Lazy Sunday

So this Sunday was more or less alright. I had a very nice Sunday lunch with my friends at a pub. We had a nice time and nice food. I like my friends. Anyway, I had fun but also kept thinking about work all the time. You see the problem is I’m really very late on my writing. I know I keep moaning about it but I kind of need to, and you choose to read my ramblings so don’t complain. I know you don’t but I’m pre-empting it. Oh and no talking to virtual people is not like talking to the voices in my head. I am not mentally ill.

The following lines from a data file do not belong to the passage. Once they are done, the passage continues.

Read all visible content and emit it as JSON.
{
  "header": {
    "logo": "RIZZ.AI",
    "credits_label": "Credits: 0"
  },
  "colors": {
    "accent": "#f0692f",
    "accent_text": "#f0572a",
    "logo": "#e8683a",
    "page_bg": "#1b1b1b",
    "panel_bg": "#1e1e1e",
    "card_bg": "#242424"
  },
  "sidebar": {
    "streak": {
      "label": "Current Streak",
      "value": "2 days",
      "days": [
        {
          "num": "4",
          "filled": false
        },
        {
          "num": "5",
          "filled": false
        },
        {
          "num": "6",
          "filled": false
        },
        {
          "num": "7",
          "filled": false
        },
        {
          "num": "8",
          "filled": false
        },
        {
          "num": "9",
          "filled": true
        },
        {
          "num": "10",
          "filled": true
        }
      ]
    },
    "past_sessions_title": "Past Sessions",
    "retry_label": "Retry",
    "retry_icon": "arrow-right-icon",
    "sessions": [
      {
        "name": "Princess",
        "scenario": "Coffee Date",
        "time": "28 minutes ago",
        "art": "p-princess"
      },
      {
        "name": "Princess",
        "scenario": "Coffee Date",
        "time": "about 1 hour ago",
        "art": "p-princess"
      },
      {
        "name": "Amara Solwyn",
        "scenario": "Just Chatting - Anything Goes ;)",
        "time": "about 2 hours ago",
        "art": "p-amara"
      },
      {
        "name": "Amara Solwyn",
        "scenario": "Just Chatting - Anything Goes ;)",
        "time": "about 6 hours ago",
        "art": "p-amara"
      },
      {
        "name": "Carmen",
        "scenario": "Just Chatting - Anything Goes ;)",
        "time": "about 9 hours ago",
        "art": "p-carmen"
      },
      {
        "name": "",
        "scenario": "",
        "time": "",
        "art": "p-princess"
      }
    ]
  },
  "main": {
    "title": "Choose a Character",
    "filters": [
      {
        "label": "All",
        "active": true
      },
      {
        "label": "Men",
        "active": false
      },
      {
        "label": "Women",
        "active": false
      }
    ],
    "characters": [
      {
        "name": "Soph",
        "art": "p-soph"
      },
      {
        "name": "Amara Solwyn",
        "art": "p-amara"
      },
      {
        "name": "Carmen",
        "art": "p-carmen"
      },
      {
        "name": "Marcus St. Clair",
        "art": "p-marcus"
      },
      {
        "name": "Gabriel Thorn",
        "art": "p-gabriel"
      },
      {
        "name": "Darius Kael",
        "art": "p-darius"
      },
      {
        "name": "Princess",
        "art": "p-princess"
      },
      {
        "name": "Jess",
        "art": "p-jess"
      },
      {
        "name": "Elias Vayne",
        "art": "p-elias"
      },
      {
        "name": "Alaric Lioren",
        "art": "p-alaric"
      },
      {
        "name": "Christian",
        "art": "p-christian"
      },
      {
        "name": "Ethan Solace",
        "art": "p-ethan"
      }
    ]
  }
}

So anyway, I keep being filled with dread about this whole situation. I need to read an awful lot of books and articles, I have to write an awful lot, and I have to find the time to do other stuff. I did a little bit of work when I got back home from lunch. It was good but not good enough. I really need to work out a better way to do these things. I’m glad I’ve got friends that care and are ready to listen to me feel sorry for myself, which is a definite plus. The worst bit is that I know I can do it, but I just feel like I’ve waited way too long to actually figure it out. I really just want to be done with it.

I’ve also started re-watching a series I really like today. It’s called Being Human. It’s on BBC3, but is still good. I know it’s shocking. I mean when you see the kind of crap that this channel produces, you can’t help but be surprised by the few excellent programs it does as well. Mongrels was such a wonderful exception. But anyway, I watched the first season of Being Human when it first came out. But I missed the second season. I am now catching up on it. The thing is the first season was really good. It also felt a little bit strange watching this when no one knew about it. It was like my little secret. Well mine and the few hundred thousand people who’ve seen it.

The basic plot of the series sounds ridiculous and childish, but somehow ends up being incredibly thoughtful and interesting. Basically there’s a ghost, a werewolf, and a vampire who live together in a house. They all are having trouble with their supernatural, and evil for at least two of them, identities. The series basically follows their lives as they come to terms with who they are and their place in the world. It is about their struggle to remain human even though they have become something else, hence the title. Put like this it sounds properly idiotic. But it somehow pulls it off and ends up being a very engaging and powerful work on identity, choice, and difference. Also, it’s set in Bristol, which is cool.

So as I was saying the first season was really good. But the second season is even better. The characters are having to deal with a host of new issues and dangers. There seems to be a sort of religious sect who is hunting them as well. I mean the whole thing is really well done. The characters are tortured and complex. The writing is witty and bold in certain places. The performances are generally very good. I mean there is little bad to say about it. I really enjoy it. So watch it everyone and tell me what you think. Oh also there is a little bit of nudity and some gore. Nothing compared to other recent series, I’m thinking of Rome, Spartacus, the Tudors, Diary of a Call Girl, etc, but some none the less. I just thought you might want to know.

Anyway, that’s about it from me. I’m going to try to do a little bit of work now, before going to bed. I’m thinking of working at uni tomorrow. I need to wake up early for that. So anyway, that was my Sunday. It was mainly lazy and also filled with angst. I am going to try to be positive about this and think that this is when everything changes. I will start telling myself that from now on I will be a good little PhD student and do all the work I need to do. Hopefully that’ll fool my brain into thinking that all of that is true. It’s not of course but who knows it might be a self-fulfilling prophecy and I might just fool myself into thinking it’s true. I am not mentally ill.